Apologia agak panjang, tapi berikut sedikit cuplikannya:
“…Aku harus mengulang kata-kataku ini kepada siapapun yang kutemui, baik tua ataupun muda, warga di sini atau orang asing, tapi terutama kepada para warga karena merekalah saudara-saudara terdekatku. Bahwa ini adalah perintah Tuhan, dan aku yakin tak ada kebaikan yang lebih baik pada negeri ini selain pengabdianku kepada Tuhan. Yang kulakukan hanyalah mengajak kalian semua, para pemuda dan orang tua, untuk tak hanya memikirkan orang-orangmu atau harta milikmu, namun yang pertama dan paling utama: perhatikanlah nasib jiwamu! Kukatakan kepadamu bahwa kebajikan bukanlah dengan menerima uang dan harta, tapi bahwa dari kebajikan itulah—harta dan segala hal yang baik dari diri manusia akan muncul, baik di sisi publik maupun individu. Inilah yang aku ajarkan. Warga Athena, bila kalian membunuhku, kalian tak kan mudah menemukan pengganggu sepertiku yang Tuhan telah anugerahkan kepada negeri ini. Negeri ini bak kuda ningrat yang besar, yang berjalan demikian lamban lantaran ukuran tubuhnya. Ia haruslah diusik agar hidup kembali. Dan akulah pengganggu itu yang Tuhan telah tempatkan di negeri ini. Dan di sepanjang waktu, di mana-mana, aku akan selalu mendekatimu, membangunkanmu, membujuk dan mengusikmu…”

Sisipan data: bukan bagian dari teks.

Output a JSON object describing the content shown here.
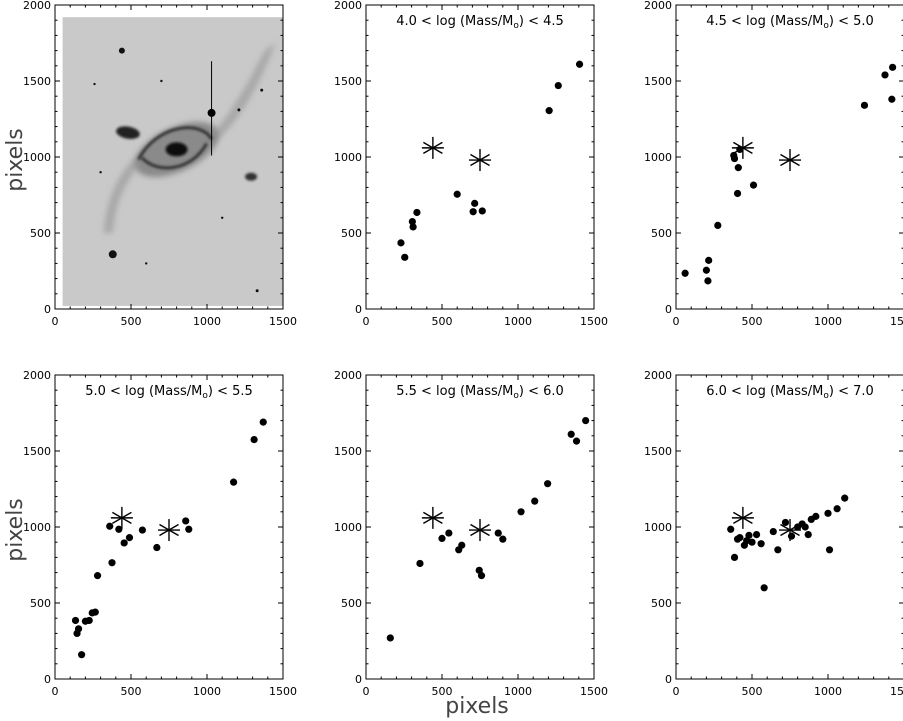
{
  "figure": {
    "ylabel_top": "pixels",
    "ylabel_bottom": "pixels",
    "xlabel": "pixels"
  },
  "chart_data": [
    {
      "type": "image",
      "title": "",
      "xlim": [
        0,
        1500
      ],
      "ylim": [
        0,
        2000
      ],
      "xticks": [
        "0",
        "500",
        "1000",
        "1500"
      ],
      "yticks": [
        "0",
        "500",
        "1000",
        "1500",
        "2000"
      ],
      "image_extent": {
        "x": [
          50,
          1500
        ],
        "y": [
          20,
          1920
        ]
      },
      "galaxy_core": [
        800,
        1050
      ],
      "marked_star": [
        1030,
        1290
      ],
      "x": [],
      "y": []
    },
    {
      "type": "scatter",
      "title": "4.0 < log (Mass/Mo) < 4.5",
      "xlim": [
        0,
        1500
      ],
      "ylim": [
        0,
        2000
      ],
      "xticks": [
        "0",
        "500",
        "1000",
        "1500"
      ],
      "yticks": [
        "0",
        "500",
        "1000",
        "1500",
        "2000"
      ],
      "markers": [
        [
          440,
          1060
        ],
        [
          750,
          980
        ]
      ],
      "x": [
        230,
        255,
        305,
        310,
        335,
        600,
        705,
        715,
        765,
        1205,
        1265,
        1405
      ],
      "y": [
        435,
        340,
        575,
        540,
        635,
        755,
        640,
        695,
        645,
        1305,
        1470,
        1610
      ]
    },
    {
      "type": "scatter",
      "title": "4.5 < log (Mass/Mo) < 5.0",
      "xlim": [
        0,
        1500
      ],
      "ylim": [
        0,
        2000
      ],
      "xticks": [
        "0",
        "500",
        "1000",
        "1500"
      ],
      "yticks": [
        "0",
        "500",
        "1000",
        "1500",
        "2000"
      ],
      "markers": [
        [
          440,
          1060
        ],
        [
          750,
          980
        ]
      ],
      "x": [
        60,
        200,
        210,
        215,
        275,
        380,
        385,
        405,
        410,
        420,
        510,
        1240,
        1375,
        1420,
        1425
      ],
      "y": [
        235,
        255,
        185,
        320,
        550,
        1010,
        990,
        760,
        930,
        1050,
        815,
        1340,
        1540,
        1380,
        1590
      ]
    },
    {
      "type": "scatter",
      "title": "5.0 < log (Mass/Mo) < 5.5",
      "xlim": [
        0,
        1500
      ],
      "ylim": [
        0,
        2000
      ],
      "xticks": [
        "0",
        "500",
        "1000",
        "1500"
      ],
      "yticks": [
        "0",
        "500",
        "1000",
        "1500",
        "2000"
      ],
      "markers": [
        [
          440,
          1060
        ],
        [
          750,
          980
        ]
      ],
      "x": [
        135,
        145,
        155,
        175,
        200,
        225,
        245,
        265,
        280,
        360,
        375,
        420,
        455,
        490,
        575,
        670,
        860,
        880,
        1175,
        1310,
        1370
      ],
      "y": [
        385,
        300,
        330,
        160,
        380,
        385,
        435,
        440,
        680,
        1005,
        765,
        985,
        895,
        930,
        980,
        865,
        1040,
        985,
        1295,
        1575,
        1690
      ]
    },
    {
      "type": "scatter",
      "title": "5.5 < log (Mass/Mo) < 6.0",
      "xlim": [
        0,
        1500
      ],
      "ylim": [
        0,
        2000
      ],
      "xticks": [
        "0",
        "500",
        "1000",
        "1500"
      ],
      "yticks": [
        "0",
        "500",
        "1000",
        "1500",
        "2000"
      ],
      "markers": [
        [
          440,
          1060
        ],
        [
          750,
          980
        ]
      ],
      "x": [
        160,
        355,
        500,
        545,
        610,
        630,
        745,
        760,
        870,
        900,
        1020,
        1110,
        1195,
        1350,
        1385,
        1445
      ],
      "y": [
        270,
        760,
        925,
        960,
        850,
        880,
        715,
        680,
        960,
        920,
        1100,
        1170,
        1285,
        1610,
        1565,
        1700
      ]
    },
    {
      "type": "scatter",
      "title": "6.0 < log (Mass/Mo) < 7.0",
      "xlim": [
        0,
        1500
      ],
      "ylim": [
        0,
        2000
      ],
      "xticks": [
        "0",
        "500",
        "1000",
        "1500"
      ],
      "yticks": [
        "0",
        "500",
        "1000",
        "1500",
        "2000"
      ],
      "markers": [
        [
          440,
          1060
        ],
        [
          750,
          980
        ]
      ],
      "x": [
        360,
        385,
        405,
        420,
        450,
        465,
        480,
        500,
        530,
        560,
        580,
        640,
        670,
        720,
        760,
        800,
        830,
        850,
        870,
        890,
        920,
        1000,
        1010,
        1060,
        1110
      ],
      "y": [
        985,
        800,
        920,
        930,
        880,
        910,
        945,
        900,
        950,
        890,
        600,
        970,
        850,
        1030,
        940,
        1000,
        1020,
        1000,
        950,
        1050,
        1070,
        1090,
        850,
        1120,
        1190
      ]
    }
  ]
}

“…Ketika kukatakan bahwa aku dianugrahkan Tuhan kepadamu, bukti dari misi dan tugasku adalah sebagai berikut: jika aku seperti kebanyakan orang, aku pastilah tak akan menolak kepentinganku sendiri. Demi kepentinganmu, aku datang kepadamu sebagai bapak atau saudara tua, mengajakmu kepada kebajikan yang mulia. Jika aku memperoleh sesuatu dari situ, atau jika aku dibayar karena ajakanku ini, tentu hal itu akan menjadi alasan yang masuk akal atas tindakanku ini. Namun, seperti yang kalian lihat, tak satu pun penuntutku mampu menunjukkan bahwa aku mengutip bayaran apapun, mereka tak punya bukti. Dan aku memiliki bukti yang cukup atas kebenaran dari apa yang kukatakan, yakni kemiskinanku…” Menyikapi argument tersebut, ada baiknya kita hubungkan dengan QS: Yasin: 21.

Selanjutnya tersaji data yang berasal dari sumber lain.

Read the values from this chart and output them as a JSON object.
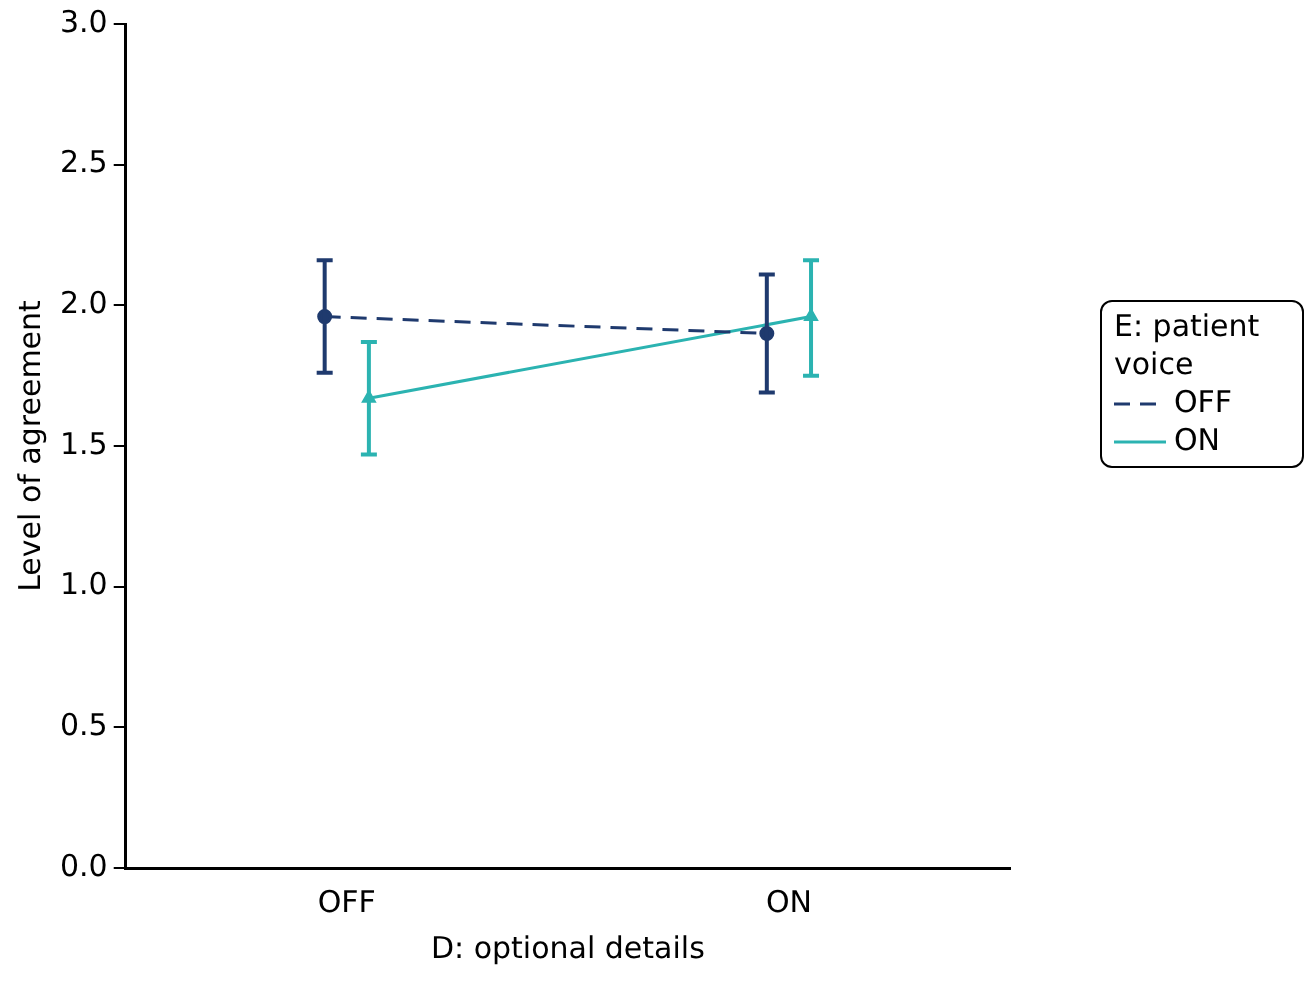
{
  "chart_data": {
    "type": "line",
    "xlabel": "D: optional details",
    "ylabel": "Level of agreement",
    "legend_title": "E: patient voice",
    "categories": [
      "OFF",
      "ON"
    ],
    "series": [
      {
        "name": "OFF",
        "color": "#1f3a6e",
        "values": [
          1.96,
          1.9
        ],
        "errors": [
          [
            1.76,
            2.16
          ],
          [
            1.69,
            2.11
          ]
        ],
        "marker": "circle",
        "line_style": "dashed"
      },
      {
        "name": "ON",
        "color": "#2bb3b1",
        "values": [
          1.67,
          1.96
        ],
        "errors": [
          [
            1.47,
            1.87
          ],
          [
            1.75,
            2.16
          ]
        ],
        "marker": "triangle",
        "line_style": "solid"
      }
    ],
    "ylim": [
      0,
      3
    ],
    "yticks": [
      {
        "value": 0,
        "label": "0.0"
      },
      {
        "value": 0.5,
        "label": "0.5"
      },
      {
        "value": 1,
        "label": "1.0"
      },
      {
        "value": 1.5,
        "label": "1.5"
      },
      {
        "value": 2,
        "label": "2.0"
      },
      {
        "value": 2.5,
        "label": "2.5"
      },
      {
        "value": 3,
        "label": "3.0"
      }
    ],
    "grid": false,
    "legend": "right"
  }
}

“…Orang barangkali bertanya-tanya mengapa aku diam-diam sibuk mengurusi orang lain tapi tak pernah maju ke depan publik dan memberi nasihat kepada negara. Akan kuceritakan kenapa. Kalian telah sering mendengar di banyak tempat tentang sosok atau tanda yang senantiasa datang kepadaku, tanda ilahiah yang Melitus (jaksa penuntut) telah mencemoohnya dalam tuduhannya. Tanda ini, yang berwujud seperti suara-suara, pertama kali menghampiriku ketika aku masih kanak-kanak. Suara-suara ini melarangku berbuat sesuatu, namun tak pernah menyuruhku untuk melakukan hal-hal. Inilah yang menahanku dari menjadi seorang politikus.
Socrates memilih mati, walau rekan-rekannya memaksa untuk menyetujui tawaran keluar dari Athena. Di akhir pembelaannya, dia berucap: “The hour of departure has arrived, and we go our ways — I to die, and you to live. Which is better, only God knows.” Siapakah Socrates sebenarnya, filsuf, nabi atau…?!

***

Majlis Filsuf Indonesia, 6 Jumadil Ula 1432 H


[1]   K. Bertens, Sejarah Filsafat Yunani, Yogyakarta: Kanisius 1999. hlm. 104-101
[2]   Kepastian alat musik apa yang dipelejari susah dilacak, namun demikian musik sama tuanya dengan usia manusia dalam sejarah.